The actual theft is barely feasible at the former with the vigilance of glaze-eyed party agents and just anyone around participating in the process of counting ballot papers and recording of scores.
The innovation of electronic collation and transmission would appear the logical follow-up to the revolutionary card-reader technology deployed in the 2015 polls. The good news is that the senate has now furnished the card-reader a legal basis to become part of our electioneering process. This followed the lacuna laid bare by the Supreme Court rulings on Delta, Rivers and Akwa Ibom state governorship polls where it was pointed out that no section of the existing Electoral Law granted it legal status.
While these may sound reassuring, however, the real red flags are surely fluttering just ahead already. With barely nine months to the eagerly awaited next general elections, INEC is yet to be provided funds to work with, even though it submitted a budget of N300bn.
Without cashing the funds timely, the timelines set to achieve certain targets will definitely be affected.
Needless to add that situations like this are what ultimately predispose the electoral process to compromise. The testimony provided by Donald Duke, should suffice here. Speaking from experience, the one-time Cross Rivers State governor revealed that the capture of the resident electoral commissioner is usually enabled when they arrived their station of assignment empty-handed. With little or no provisions made by the employer for their operations, least of their personal welfare.
In the circumstance, such operatives resort to self-help. Once they start occupying swanky hotel suites and drinking wine supplied by the host governor, it is only naturally they would soon begin to pander to the benefactor’s machinations.
So far, nothing on the horizon suggests that the story is about to change.
Is APC now Modu-Sheriff’s leprosarium?
A rare opportunity for APC to reclaim some moral mileage seems squandered with its new flirtation with political leper, Ali Modu-Sheriff. We had thought the cold shoulders shown the hireling from Borno a fortnight ago following reports that the national secretariat more or less locked him out in Abuja was conclusive.
Invoking all the diplomatese possible that day, the APC leadership in Abuja had told Modu-Sheriff (aka SAS) and his hangers-on that the Federal Capital is the station of last resort. He was counseled to return to his ward in his native Borno to rejoin the party if indeed he was serious.
Of course, no proposition could be more humiliating, given his frosty relationship with Governor Kashim Shettima, ironically his political godson of yesterday.
Like a rain-beaten chicken, Modu-Sheriff eventually crawled back home last weekend. In exchange for accommodation, he shamelessly declared acceptance of Shettima’s leadership, terming his return a homecoming of sorts.

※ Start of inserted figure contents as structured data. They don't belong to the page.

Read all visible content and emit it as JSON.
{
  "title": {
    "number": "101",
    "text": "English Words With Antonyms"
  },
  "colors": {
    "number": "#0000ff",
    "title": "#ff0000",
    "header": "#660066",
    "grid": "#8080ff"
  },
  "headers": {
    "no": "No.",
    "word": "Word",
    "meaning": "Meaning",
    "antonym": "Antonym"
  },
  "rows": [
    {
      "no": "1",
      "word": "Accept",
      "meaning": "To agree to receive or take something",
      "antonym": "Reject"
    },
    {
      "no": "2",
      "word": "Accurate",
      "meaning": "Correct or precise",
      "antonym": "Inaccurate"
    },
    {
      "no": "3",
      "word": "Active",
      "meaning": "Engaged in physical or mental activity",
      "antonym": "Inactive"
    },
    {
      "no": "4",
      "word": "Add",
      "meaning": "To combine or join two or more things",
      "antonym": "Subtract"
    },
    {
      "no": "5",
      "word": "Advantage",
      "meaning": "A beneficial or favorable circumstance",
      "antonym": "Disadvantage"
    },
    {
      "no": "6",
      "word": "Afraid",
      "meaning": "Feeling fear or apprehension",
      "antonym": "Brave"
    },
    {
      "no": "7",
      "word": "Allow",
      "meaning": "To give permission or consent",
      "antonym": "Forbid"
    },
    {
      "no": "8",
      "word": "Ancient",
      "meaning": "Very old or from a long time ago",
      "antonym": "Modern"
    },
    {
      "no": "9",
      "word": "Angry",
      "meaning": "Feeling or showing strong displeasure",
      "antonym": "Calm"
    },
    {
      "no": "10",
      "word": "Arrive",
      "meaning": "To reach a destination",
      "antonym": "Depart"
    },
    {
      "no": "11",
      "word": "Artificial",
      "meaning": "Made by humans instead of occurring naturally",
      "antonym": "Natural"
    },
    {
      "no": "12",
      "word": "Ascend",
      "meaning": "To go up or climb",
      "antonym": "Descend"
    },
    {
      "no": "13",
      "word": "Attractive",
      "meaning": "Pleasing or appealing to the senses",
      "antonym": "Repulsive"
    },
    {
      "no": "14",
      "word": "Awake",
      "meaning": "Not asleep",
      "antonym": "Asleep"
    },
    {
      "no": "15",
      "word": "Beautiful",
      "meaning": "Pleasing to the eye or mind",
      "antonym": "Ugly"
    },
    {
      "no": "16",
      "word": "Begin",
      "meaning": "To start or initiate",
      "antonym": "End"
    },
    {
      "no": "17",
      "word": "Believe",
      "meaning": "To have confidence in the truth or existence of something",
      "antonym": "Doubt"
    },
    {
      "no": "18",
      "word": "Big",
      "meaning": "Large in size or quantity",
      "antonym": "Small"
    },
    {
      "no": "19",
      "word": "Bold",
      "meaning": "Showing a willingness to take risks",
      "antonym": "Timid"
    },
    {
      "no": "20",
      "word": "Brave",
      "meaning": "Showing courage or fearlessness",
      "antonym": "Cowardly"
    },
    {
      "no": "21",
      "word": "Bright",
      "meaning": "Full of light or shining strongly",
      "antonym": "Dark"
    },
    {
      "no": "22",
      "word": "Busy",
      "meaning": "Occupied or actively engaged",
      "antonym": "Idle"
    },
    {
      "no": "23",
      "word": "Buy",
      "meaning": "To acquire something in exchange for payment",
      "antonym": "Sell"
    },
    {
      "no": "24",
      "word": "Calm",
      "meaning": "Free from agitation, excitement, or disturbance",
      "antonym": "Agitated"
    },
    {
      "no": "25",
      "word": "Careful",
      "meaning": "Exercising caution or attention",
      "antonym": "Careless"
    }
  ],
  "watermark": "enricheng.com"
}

But whoever opened the back-door for Modu-Sheriff in Borno has only succeeded in de-marketing APC. Branding him “a Prodigal Son back home” would amount to lending some dignity to a political reprobate who, time and again, has proved to be incorrigible. He cheapens whatever he touches and leaves a trail of infamy wherever he goes.
As two-term governor of Borno, he has the dark distinction of incubating the evil virus that later transformed to Boko Haram. As ANPP Governor, he was known to be informant to OBJ’s PDP government.
When he couldn’t find a foothold in then emergent APC in 2014, this political snake slithered to PDP where the leading denizens were naive enough to quickly entrust him with the party’s leadership. By the time they realized their folly, SAS had begun to literally auction off all the family silver.
Rivers Governor, Nyesom Wike, once shared a rather hilarious testimony in an interview. He recalled being called by Modu-Sheriff while the legal battle to save PDP from then factional chairman was still raging at the Supreme Court: “He was quick to tell me he was in the holy land in Mecca. And I told him there is no way God can answer your prayer with the kind of political evil you are committing in Nigeria.”
Could this be the same character being welcomed back to APC?